Il est beaucoup plus difficile de dire à quelqu’un, face à face : « Je ne souhaite pas répondre à votre demande. » Il suffit pourtant, derrière un écran, de ne rien écrire. Le silence devient alors une manière de ne pas choisir. Ne pas refuser. Ne pas accepter. Ne pas expliquer. Laisser la situation s’éteindre d’elle-même. Nous appelons parfois cela le ghosting. Le mot est récent, mais le mécanisme ne l’est pas : disparaître plutôt que d’assumer la relation. Ce qui change aujourd’hui, c’est l’échelle. Ce comportement a quitté les relations sentimentales pour gagner parfois le travail, les amitiés, les institutions, les échanges professionnels et même certaines formes élémentaires de courtoisie.
Pourquoi ? Peut-être parce que répondre, au fond, c’est prendre position. Dire oui engage. Dire non expose. Expliquer demande de l’énergie. Le silence, lui, permet de rester dans cet entre-deux confortable où rien n’est véritablement affirmé.
Notre époque valorise énormément la liberté individuelle. Mais elle parle beaucoup moins de la responsabilité relationnelle qui l’accompagne.
Nous revendiquons le droit de ne pas répondre, de couper les notifications, de préserver notre espace mental et ces droits sont légitimes.

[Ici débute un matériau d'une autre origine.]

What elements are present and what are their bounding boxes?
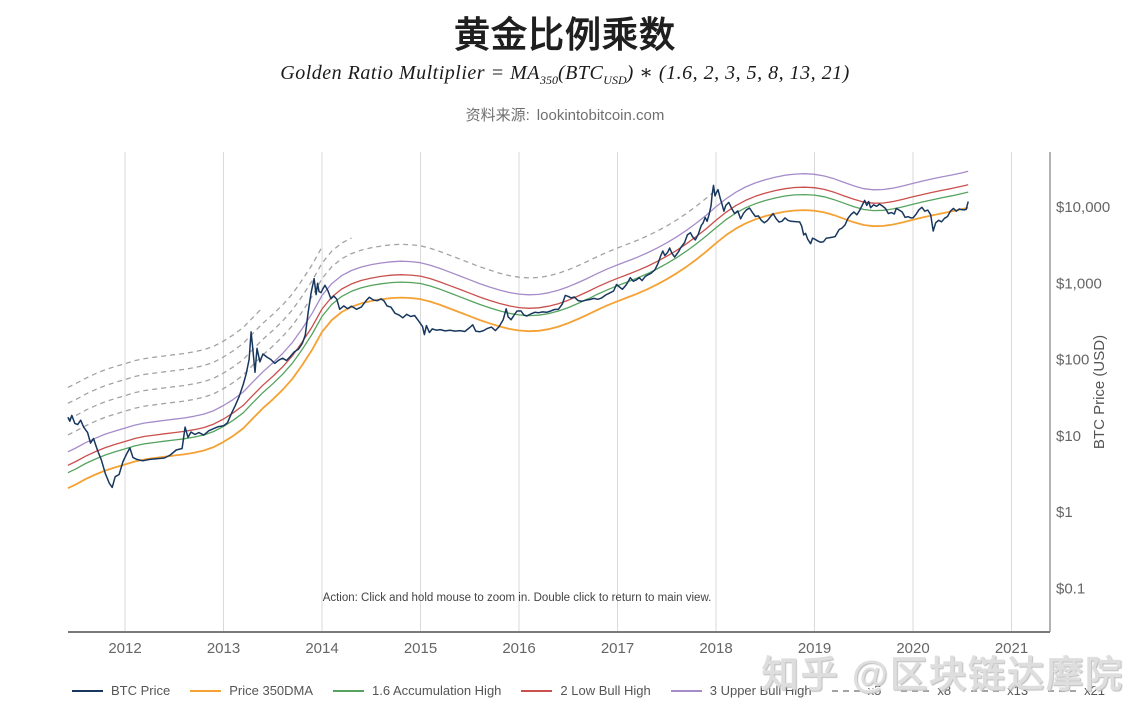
legend-item-1.6-accumulation-high[interactable]: 1.6 Accumulation High [333, 683, 501, 698]
x-tick-label: 2016 [502, 640, 535, 657]
x-tick-label: 2018 [699, 640, 732, 657]
x-tick-label: 2020 [896, 640, 929, 657]
formula-multipliers: 1.6, 2, 3, 5, 8, 13, 21 [666, 62, 843, 84]
source-line: 资料来源: lookintobitcoin.com [0, 104, 1130, 125]
legend-swatch-line [1048, 689, 1077, 692]
band-line-3-upper-bull-high [67, 170, 969, 453]
y-tick-label: $1 [1056, 504, 1073, 521]
x-tick-label: 2017 [601, 640, 634, 657]
formula-ma-sub: 350 [539, 73, 558, 87]
legend-item-x21[interactable]: x21 [1048, 683, 1105, 698]
legend-swatch-line [190, 689, 222, 692]
legend-item-btc-price[interactable]: BTC Price [72, 683, 170, 698]
band-line-2-low-bull-high [67, 184, 969, 466]
legend-label: BTC Price [111, 683, 171, 698]
formula-close: ) ∗ ( [626, 62, 667, 84]
legend-item-3-upper-bull-high[interactable]: 3 Upper Bull High [670, 683, 812, 698]
legend-label: x8 [937, 683, 952, 698]
x-tick-label: 2015 [404, 640, 437, 657]
legend-item-price-350dma[interactable]: Price 350DMA [190, 683, 313, 698]
y-tick-label: $10,000 [1056, 199, 1110, 216]
x-tick-label: 2014 [305, 640, 338, 657]
legend-label: x21 [1084, 683, 1106, 698]
legend-swatch-line [831, 689, 860, 692]
legend-item-x13[interactable]: x13 [971, 683, 1028, 698]
formula: Golden Ratio Multiplier = MA350(BTCUSD) … [0, 60, 1130, 88]
y-axis-title: BTC Price (USD) [1091, 335, 1108, 449]
band-line-1.6-accumulation-high [67, 191, 969, 474]
y-tick-label: $100 [1056, 352, 1089, 369]
band-line-x5 [67, 189, 717, 436]
legend-swatch-line [72, 689, 103, 692]
legend-label: 2 Low Bull High [560, 683, 651, 698]
legend-label: Price 350DMA [229, 683, 314, 698]
formula-eq: = [485, 62, 511, 84]
source-value: lookintobitcoin.com [536, 107, 665, 124]
x-tick-label: 2012 [108, 640, 141, 657]
legend-label: x13 [1007, 683, 1029, 698]
legend-swatch-line [901, 689, 930, 692]
page-title: 黄金比例乘数 [453, 14, 676, 55]
formula-open: (BTC [557, 62, 604, 84]
legend-label: 3 Upper Bull High [709, 683, 812, 698]
legend-swatch-line [333, 689, 365, 692]
y-tick-label: $10 [1056, 428, 1081, 445]
dma350-line [67, 206, 969, 490]
legend-label: x5 [867, 683, 882, 698]
x-tick-label: 2019 [798, 640, 831, 657]
x-tick-label: 2021 [995, 640, 1028, 657]
source-label: 资料来源: [465, 107, 530, 124]
x-tick-label: 2013 [207, 640, 240, 657]
legend-item-x5[interactable]: x5 [831, 683, 882, 698]
formula-ma: MA [510, 62, 540, 84]
y-tick-label: $0.1 [1056, 580, 1085, 597]
band-line-x21 [67, 306, 264, 388]
formula-btc-sub: USD [603, 73, 627, 87]
band-line-x8 [67, 237, 352, 420]
action-note: Action: Click and hold mouse to zoom in.… [323, 592, 712, 604]
band-line-x13 [67, 246, 323, 404]
legend-swatch-line [521, 689, 553, 692]
legend-label: 1.6 Accumulation High [372, 683, 502, 698]
formula-lhs: Golden Ratio Multiplier [280, 62, 486, 84]
legend-item-x8[interactable]: x8 [901, 683, 951, 698]
legend-swatch-line [971, 689, 1000, 692]
legend-swatch-line [670, 689, 702, 692]
y-tick-label: $1,000 [1056, 275, 1102, 292]
btc-price-line [67, 184, 969, 489]
golden-ratio-chart[interactable]: 2012 2013 2014 2015 2016 2017 2018 2019 2020 2021… [0, 140, 1130, 685]
formula-end: ) [842, 62, 850, 84]
legend: BTC Price Price 350DMA 1.6 Accumulation Hi… [72, 683, 1105, 698]
legend-item-2-low-bull-high[interactable]: 2 Low Bull High [521, 683, 651, 698]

Mais nous oublions parfois qu’à l’autre bout du message se trouve une personne qui attend. La vraie question n’est donc peut-être pas : pourquoi les gens ne répondent-ils plus ? Elle serait plutôt : qu’est-ce que nous devons encore les uns aux autres ?
Sommes-nous responsables de toutes les sollicitations que nous recevons ? Évidemment non. Personne ne peut être disponible à tous, en permanence. Mais existe-t-il malgré tout une forme minimale de reconnaissance que nous devons à celui qui nous écrit ? Peut-être.
Parce qu’une société humaine ne repose pas uniquement sur de grandes valeurs. Elle tient aussi à ces choses infinitésimales : répondre, remercier, prévenir, reconnaître.
Les civilisations ne s’effondrent probablement pas parce qu’un WhatsApp reste sans réponse. Mais notre manière de traiter ces petites obligations raconte toujours quelque chose de notre rapport aux autres. Nous sommes devenus extraordinairement performants pour transmettre des informations. Reste à savoir si nous savons encore entretenir des relations.
Car répondre n’est pas simplement envoyer quelques caractères. C’est dire : je vous ai entendu. Et dans un monde saturé de messages, ce sont peut-être précisément ces quatre mots silencieux qui commencent à devenir rares.